Przeskoczył za drewnianą ławkę, by uniknąć kolejnego ciosu. Natalie mogła się oddalić z własnej woli, ale nic nie mógł wykluczyć, że leży teraz nieprzytomna gdzieś niedaleko niego.

– Lumos – wymamrotał wściekły pod nosem, a jego różdżka zapaliła się. Światło jednak nie było w stanie rozświetlić przestrzeni wokół niego, a tylko zdradzało jego aktualne położenie, dlatego szybko się go pozbył. Zamiast tego wyrzucił urok, licząc, że przy odrobinie szczęścia trafi któregoś z napastników.
Ktoś chwycił go za dłoń. Odwrócił się szybko i poczuł muśnięcie specyficznie pachnących włosów. Natalie. Uścisnął jej rękę i pociągnął szybko w stronę jednego z budynków. Biegli zdecydowanie za wolno, ale być może napastnicy nie potrafili odnaleźć ich w ciemności, bo udało im się dostać aż do klatki schodowej. Nie zdążył jednak wskoczyć nawet na pierwszy stopień, bo na piętrze dostrzegł kobietę odzianą w czerń. Wycofał się szybko, uderzając przez przypadek w stąpającą za nim Natalie. Dziewczyna jęknęła cicho, przez co kobieta stojąca na piętrze poruszyła się niespokojnie. Zanim jednak zdążyła wykonać jakikolwiek ruch, udało im się wydostać i pobiec w stronę obecnie pustego placu zabaw. Syriusz zatrzymał się przy jednej z drabinek i rozejrzał dookoła, chociaż doskonale wiedział, że i tak nic nie zobaczy. Miał tylko kilka sekund na podjęcie decyzji.

– Złap mnie za ramię, szybko! – rzucił w stronę Natalie. Dziewczyna spojrzała na niego ze szczerym zdziwieniem, ale wykonała polecenie. Poczuł uścisk jej drobnej dłoni i zanim ktokolwiek mógłby ich zatrzymać, teleportował ich w pierwsze miejsce, które przyszło mu do głowy...



– Odpłynąłeś... – stwierdziła Lina z uśmiechem na ustach. – Zakochałeś się?

– Czy ja ci wyglądam na kogoś, kto mógłby się zakochać? – odparł niedbale, wyrzucając z siebie obrazy, które jeszcze kilka chwil wcześniej błądziły po jego podświadomości.

– Wyglądasz na takiego, co nigdy by się nie przyznał – rzuciła, wywracając jednocześnie oczami, jakby jego zachowanie denerwowało ją i bawiło jednocześnie.

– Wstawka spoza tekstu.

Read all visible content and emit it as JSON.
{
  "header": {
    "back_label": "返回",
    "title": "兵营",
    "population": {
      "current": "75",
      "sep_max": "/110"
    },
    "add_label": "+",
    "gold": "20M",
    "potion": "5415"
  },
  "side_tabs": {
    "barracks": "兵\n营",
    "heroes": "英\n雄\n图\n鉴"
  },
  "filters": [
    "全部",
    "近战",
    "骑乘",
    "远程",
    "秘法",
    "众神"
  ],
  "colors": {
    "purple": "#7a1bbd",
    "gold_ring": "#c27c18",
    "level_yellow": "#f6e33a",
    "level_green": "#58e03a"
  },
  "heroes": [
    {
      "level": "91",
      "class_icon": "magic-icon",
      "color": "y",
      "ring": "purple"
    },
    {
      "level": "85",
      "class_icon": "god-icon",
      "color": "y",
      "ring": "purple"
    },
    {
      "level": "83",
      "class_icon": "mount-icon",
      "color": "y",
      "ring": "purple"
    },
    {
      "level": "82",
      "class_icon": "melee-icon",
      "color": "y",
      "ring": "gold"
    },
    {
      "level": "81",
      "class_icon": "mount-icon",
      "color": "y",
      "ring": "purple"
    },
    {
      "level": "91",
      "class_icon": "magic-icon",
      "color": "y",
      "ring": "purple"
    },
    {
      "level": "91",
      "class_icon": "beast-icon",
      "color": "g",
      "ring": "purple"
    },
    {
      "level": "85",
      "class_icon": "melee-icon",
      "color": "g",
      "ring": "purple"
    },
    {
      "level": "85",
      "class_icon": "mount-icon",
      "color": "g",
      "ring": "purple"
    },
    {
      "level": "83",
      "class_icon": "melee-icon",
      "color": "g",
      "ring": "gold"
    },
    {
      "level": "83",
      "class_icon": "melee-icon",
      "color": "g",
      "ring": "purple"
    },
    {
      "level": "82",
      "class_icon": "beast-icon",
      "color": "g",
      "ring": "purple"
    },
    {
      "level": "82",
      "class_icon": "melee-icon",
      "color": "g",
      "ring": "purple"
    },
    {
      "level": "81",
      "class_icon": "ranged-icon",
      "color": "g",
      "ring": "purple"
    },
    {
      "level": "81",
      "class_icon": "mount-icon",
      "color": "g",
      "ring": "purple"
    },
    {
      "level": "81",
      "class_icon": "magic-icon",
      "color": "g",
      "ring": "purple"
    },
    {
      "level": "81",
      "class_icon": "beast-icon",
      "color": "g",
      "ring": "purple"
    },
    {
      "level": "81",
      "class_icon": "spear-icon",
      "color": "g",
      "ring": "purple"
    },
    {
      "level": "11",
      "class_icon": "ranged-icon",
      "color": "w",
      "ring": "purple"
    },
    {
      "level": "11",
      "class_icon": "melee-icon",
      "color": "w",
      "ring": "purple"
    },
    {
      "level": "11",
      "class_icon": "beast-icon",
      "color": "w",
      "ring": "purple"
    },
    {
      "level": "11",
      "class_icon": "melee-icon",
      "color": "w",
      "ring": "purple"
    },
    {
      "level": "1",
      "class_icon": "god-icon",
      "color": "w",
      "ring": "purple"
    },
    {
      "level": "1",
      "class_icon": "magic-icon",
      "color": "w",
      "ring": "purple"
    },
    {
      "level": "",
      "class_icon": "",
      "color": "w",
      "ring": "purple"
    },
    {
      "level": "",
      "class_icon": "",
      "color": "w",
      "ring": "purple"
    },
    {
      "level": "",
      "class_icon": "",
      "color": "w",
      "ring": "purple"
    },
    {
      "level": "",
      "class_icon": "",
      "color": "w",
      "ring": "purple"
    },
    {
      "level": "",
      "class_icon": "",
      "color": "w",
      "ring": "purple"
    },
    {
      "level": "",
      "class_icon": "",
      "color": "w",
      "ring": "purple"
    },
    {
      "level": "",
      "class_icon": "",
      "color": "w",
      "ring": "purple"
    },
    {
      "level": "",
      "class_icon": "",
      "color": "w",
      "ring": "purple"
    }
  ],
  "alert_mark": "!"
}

Wylądowali w gęstym lesie kilka kilometrów za Hogsmeade. Mógł wybrać Dolinę Godryka, ale było to niezwykle ryzykowne, biorąc pod uwagę fakt, że ktoś w ostatniej chwili mógł teleportować się wraz z nimi. Rozejrzał się dookoła, ale paraliżująca ciemność zniknęła, więc najpewniej byli tutaj sami. Przynajmniej taką miał nadzieję.

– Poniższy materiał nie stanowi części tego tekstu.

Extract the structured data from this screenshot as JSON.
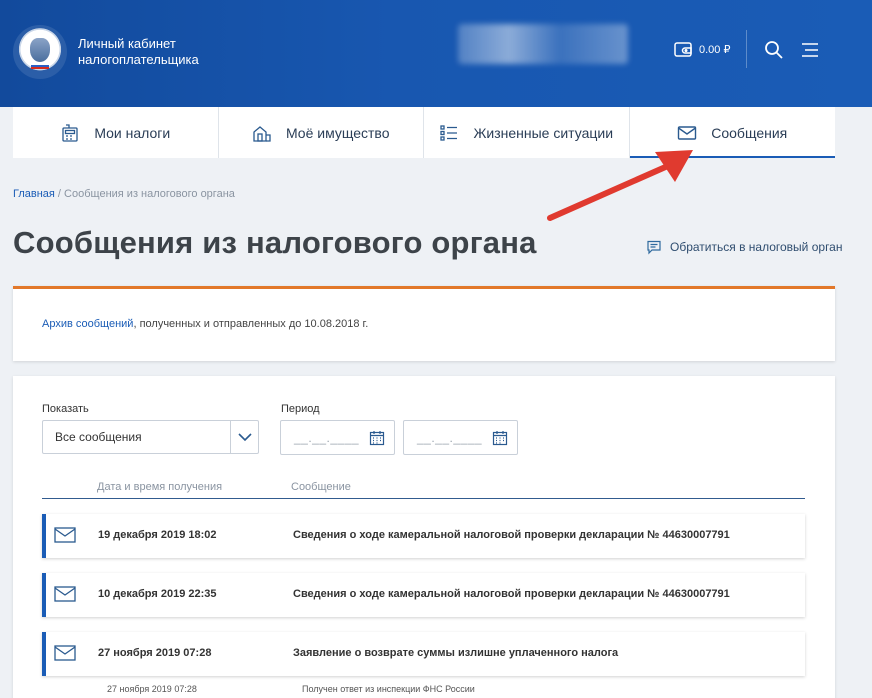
{
  "header": {
    "brand_line1": "Личный кабинет",
    "brand_line2": "налогоплательщика",
    "balance": "0.00 ₽"
  },
  "icons": {
    "logo": "fns-emblem-logo",
    "wallet": "wallet-icon",
    "search": "search-icon",
    "menu": "menu-icon",
    "mail": "envelope-icon",
    "calendar": "calendar-icon",
    "chat": "chat-bubble-icon"
  },
  "nav": {
    "tabs": [
      {
        "label": "Мои налоги",
        "icon": "calculator-icon"
      },
      {
        "label": "Моё имущество",
        "icon": "property-icon"
      },
      {
        "label": "Жизненные ситуации",
        "icon": "list-icon"
      },
      {
        "label": "Сообщения",
        "icon": "envelope-icon"
      }
    ],
    "active_index": 3
  },
  "breadcrumb": {
    "home": "Главная",
    "separator": " / ",
    "current": "Сообщения из налогового органа"
  },
  "page": {
    "title": "Сообщения из налогового органа",
    "contact_link": "Обратиться в налоговый орган"
  },
  "archive": {
    "link": "Архив сообщений",
    "text": ", полученных и отправленных до 10.08.2018 г."
  },
  "filters": {
    "show_label": "Показать",
    "show_value": "Все сообщения",
    "period_label": "Период",
    "date_placeholder": "__.__.____"
  },
  "table": {
    "col_date": "Дата и время получения",
    "col_message": "Сообщение",
    "rows": [
      {
        "date": "19 декабря 2019 18:02",
        "message": "Сведения о ходе камеральной налоговой проверки декларации № 44630007791"
      },
      {
        "date": "10 декабря 2019 22:35",
        "message": "Сведения о ходе камеральной налоговой проверки декларации № 44630007791"
      },
      {
        "date": "27 ноября 2019 07:28",
        "message": "Заявление о возврате суммы излишне уплаченного налога"
      }
    ],
    "sub_row": {
      "date": "27 ноября 2019 07:28",
      "message": "Получен ответ из инспекции ФНС России"
    }
  },
  "colors": {
    "header_blue": "#1857b0",
    "accent_blue": "#1a5cb6",
    "archive_orange": "#e2782a",
    "annotation_red": "#e03a2f"
  }
}
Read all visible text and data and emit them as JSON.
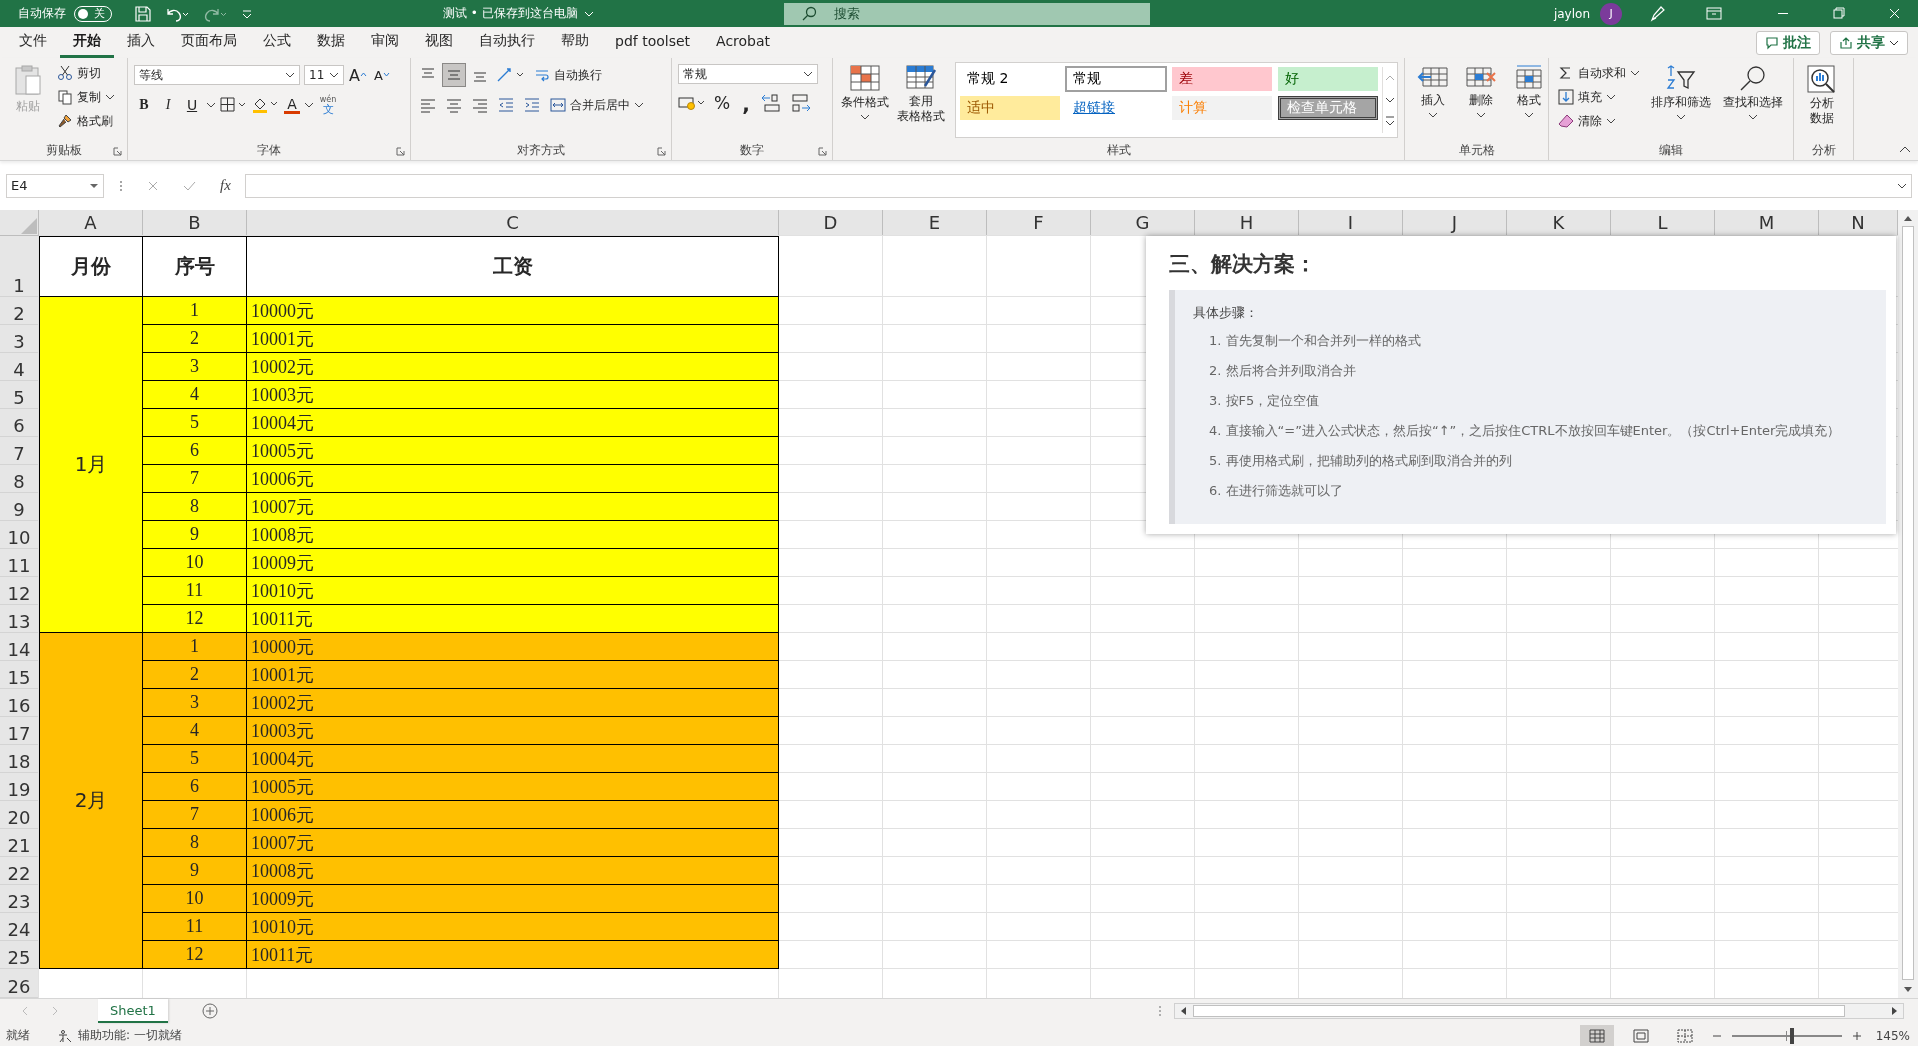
{
  "title_bar": {
    "autosave_label": "自动保存",
    "autosave": {
      "on": false,
      "label": "关"
    },
    "document_title": "测试 • 已保存到这台电脑",
    "search": {
      "placeholder": "搜索"
    },
    "user": "jaylon",
    "avatar": "J"
  },
  "menu_tabs": [
    {
      "label": "文件",
      "selected": false
    },
    {
      "label": "开始",
      "selected": true
    },
    {
      "label": "插入",
      "selected": false
    },
    {
      "label": "页面布局",
      "selected": false
    },
    {
      "label": "公式",
      "selected": false
    },
    {
      "label": "数据",
      "selected": false
    },
    {
      "label": "审阅",
      "selected": false
    },
    {
      "label": "视图",
      "selected": false
    },
    {
      "label": "自动执行",
      "selected": false
    },
    {
      "label": "帮助",
      "selected": false
    },
    {
      "label": "pdf toolset",
      "selected": false
    },
    {
      "label": "Acrobat",
      "selected": false
    }
  ],
  "comment_button": "批注",
  "share_button": "共享",
  "ribbon": {
    "clipboard": {
      "label": "剪贴板",
      "paste": "粘贴",
      "cut": "剪切",
      "copy": "复制",
      "format_painter": "格式刷"
    },
    "font": {
      "label": "字体",
      "font_name": "等线",
      "font_size": "11",
      "grow": "A",
      "shrink": "A",
      "bold": "B",
      "italic": "I",
      "underline": "U",
      "font_color": "A",
      "phonetic_ruby": "wén",
      "phonetic": "文"
    },
    "alignment": {
      "label": "对齐方式",
      "wrap_text": "自动换行",
      "merge_center": "合并后居中"
    },
    "number": {
      "label": "数字",
      "format": "常规",
      "percent": "%",
      "comma": ","
    },
    "styles": {
      "label": "样式",
      "conditional_formatting": "条件格式",
      "format_as_table": [
        "套用",
        "表格格式"
      ],
      "cell_styles": [
        {
          "label": "常规 2",
          "kind": "normal",
          "color": "#ffffff",
          "selected": false
        },
        {
          "label": "常规",
          "kind": "normal",
          "color": "#ffffff",
          "selected": true
        },
        {
          "label": "差",
          "kind": "bad",
          "color": "#ffc7ce",
          "selected": false
        },
        {
          "label": "好",
          "kind": "good",
          "color": "#c6efce",
          "selected": false
        },
        {
          "label": "适中",
          "kind": "neutral",
          "color": "#ffeb9c",
          "selected": false
        },
        {
          "label": "超链接",
          "kind": "link",
          "color": "#ffffff",
          "selected": false
        },
        {
          "label": "计算",
          "kind": "calc",
          "color": "#f2f2f2",
          "selected": false
        },
        {
          "label": "检查单元格",
          "kind": "check",
          "color": "#a5a5a5",
          "selected": false
        }
      ]
    },
    "cells": {
      "label": "单元格",
      "insert": "插入",
      "delete": "删除",
      "format": "格式"
    },
    "editing": {
      "label": "编辑",
      "autosum": "自动求和",
      "fill": "填充",
      "clear": "清除",
      "sort_filter": "排序和筛选",
      "find_select": "查找和选择"
    },
    "analysis": {
      "label": "分析",
      "analyze_data": [
        "分析",
        "数据"
      ]
    }
  },
  "formula_bar": {
    "name_box": "E4",
    "fx": "fx"
  },
  "sheet": {
    "columns": [
      "A",
      "B",
      "C",
      "D",
      "E",
      "F",
      "G",
      "H",
      "I",
      "J",
      "K",
      "L",
      "M",
      "N"
    ],
    "rows": [
      "1",
      "2",
      "3",
      "4",
      "5",
      "6",
      "7",
      "8",
      "9",
      "10",
      "11",
      "12",
      "13",
      "14",
      "15",
      "16",
      "17",
      "18",
      "19",
      "20",
      "21",
      "22",
      "23",
      "24",
      "25",
      "26"
    ],
    "headers": [
      "月份",
      "序号",
      "工资"
    ],
    "groups": [
      {
        "month": "1月",
        "color": "#ffff00",
        "rows": [
          {
            "seq": "1",
            "salary": "10000元"
          },
          {
            "seq": "2",
            "salary": "10001元"
          },
          {
            "seq": "3",
            "salary": "10002元"
          },
          {
            "seq": "4",
            "salary": "10003元"
          },
          {
            "seq": "5",
            "salary": "10004元"
          },
          {
            "seq": "6",
            "salary": "10005元"
          },
          {
            "seq": "7",
            "salary": "10006元"
          },
          {
            "seq": "8",
            "salary": "10007元"
          },
          {
            "seq": "9",
            "salary": "10008元"
          },
          {
            "seq": "10",
            "salary": "10009元"
          },
          {
            "seq": "11",
            "salary": "10010元"
          },
          {
            "seq": "12",
            "salary": "10011元"
          }
        ]
      },
      {
        "month": "2月",
        "color": "#ffc000",
        "rows": [
          {
            "seq": "1",
            "salary": "10000元"
          },
          {
            "seq": "2",
            "salary": "10001元"
          },
          {
            "seq": "3",
            "salary": "10002元"
          },
          {
            "seq": "4",
            "salary": "10003元"
          },
          {
            "seq": "5",
            "salary": "10004元"
          },
          {
            "seq": "6",
            "salary": "10005元"
          },
          {
            "seq": "7",
            "salary": "10006元"
          },
          {
            "seq": "8",
            "salary": "10007元"
          },
          {
            "seq": "9",
            "salary": "10008元"
          },
          {
            "seq": "10",
            "salary": "10009元"
          },
          {
            "seq": "11",
            "salary": "10010元"
          },
          {
            "seq": "12",
            "salary": "10011元"
          }
        ]
      }
    ]
  },
  "note_panel": {
    "title": "三、解决方案：",
    "subtitle": "具体步骤：",
    "steps": [
      "1. 首先复制一个和合并列一样的格式",
      "2. 然后将合并列取消合并",
      "3. 按F5，定位空值",
      "4. 直接输入“=”进入公式状态，然后按“↑”，之后按住CTRL不放按回车键Enter。（按Ctrl+Enter完成填充）",
      "5. 再使用格式刷，把辅助列的格式刷到取消合并的列",
      "6. 在进行筛选就可以了"
    ]
  },
  "sheet_tabs": [
    {
      "label": "Sheet1",
      "selected": true
    }
  ],
  "status_bar": {
    "status": "就绪",
    "accessibility": "辅助功能: 一切就绪",
    "views": [
      {
        "kind": "normal",
        "selected": true
      },
      {
        "kind": "page_layout",
        "selected": false
      },
      {
        "kind": "page_break",
        "selected": false
      }
    ],
    "zoom": {
      "level": 0.55,
      "reading": "145%"
    }
  }
}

Natalie stała tuż przy nim, wciąż trzymając dłoń na jego ramieniu. Nie wyglądała na przestraszoną, na jej twarzy dostrzec można było jedynie zdziwienie i kompletny brak zrozumienia. Syriusz poklepał ją przyjaźnie po plecach, bo na żaden inny gest nie mógł się zdobyć i usiadł pod jednym z drzew.

– Musimy tutaj poczekać aż sytuacja trochę się uspokoi – powiedział rzeczowo, jakby co najmniej miał plan albo chociaż pomysł na działanie. – Nie wiem, kim byli ci ludzie, ale z pewnością nie przybyli z przyjazną wizytą.

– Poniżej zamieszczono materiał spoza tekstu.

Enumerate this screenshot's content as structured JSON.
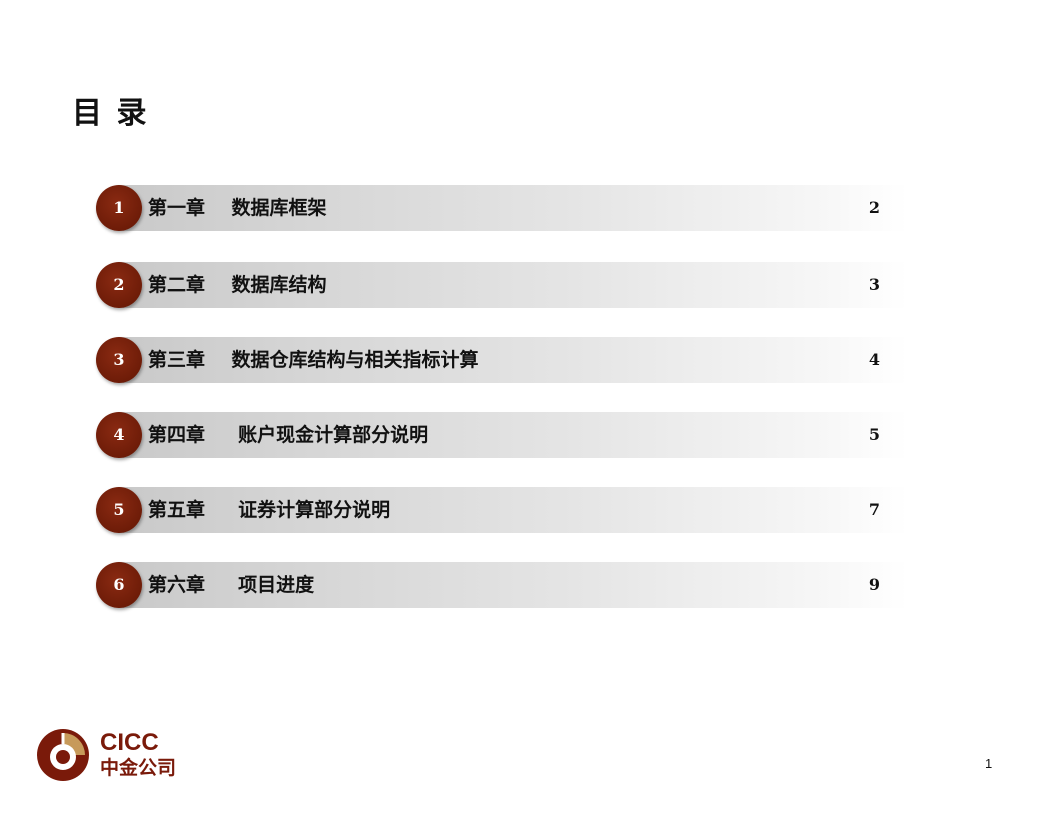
{
  "title": "目 录",
  "toc": [
    {
      "num": "1",
      "label": "第一章    数据库框架",
      "page": "2"
    },
    {
      "num": "2",
      "label": "第二章    数据库结构",
      "page": "3"
    },
    {
      "num": "3",
      "label": "第三章    数据仓库结构与相关指标计算",
      "page": "4"
    },
    {
      "num": "4",
      "label": "第四章     账户现金计算部分说明",
      "page": "5"
    },
    {
      "num": "5",
      "label": "第五章     证券计算部分说明",
      "page": "7"
    },
    {
      "num": "6",
      "label": "第六章     项目进度",
      "page": "9"
    }
  ],
  "logo": {
    "en": "CICC",
    "cn": "中金公司",
    "icon": "cicc-logo-icon"
  },
  "page_number": "1",
  "colors": {
    "accent": "#6e1c08",
    "logo_gold": "#c79a5a"
  }
}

Natalie nie odpowiedziała. Rozłożyła się na kamieniu, jakby była u siebie i spojrzała z uśmiechem w gwieździste niebo, którego blask przedzierał się przez konary wciąż nagich drzew.

– Nie jest ci zimno? – zapytał nerwowo. Nie lubił się nikim opiekować, ale troska była uczuciem naturalnym, całkowicie niezależnym od "chcę" czy "powinienem".

– Trochę... – powiedziała jak zwykle przesadnie słodkim głosem, przez co nie mógł się powstrzymać od westchnięcia pełnego irytacji. – Jeśli mnie przytulisz, na pewno będzie mi cieplej.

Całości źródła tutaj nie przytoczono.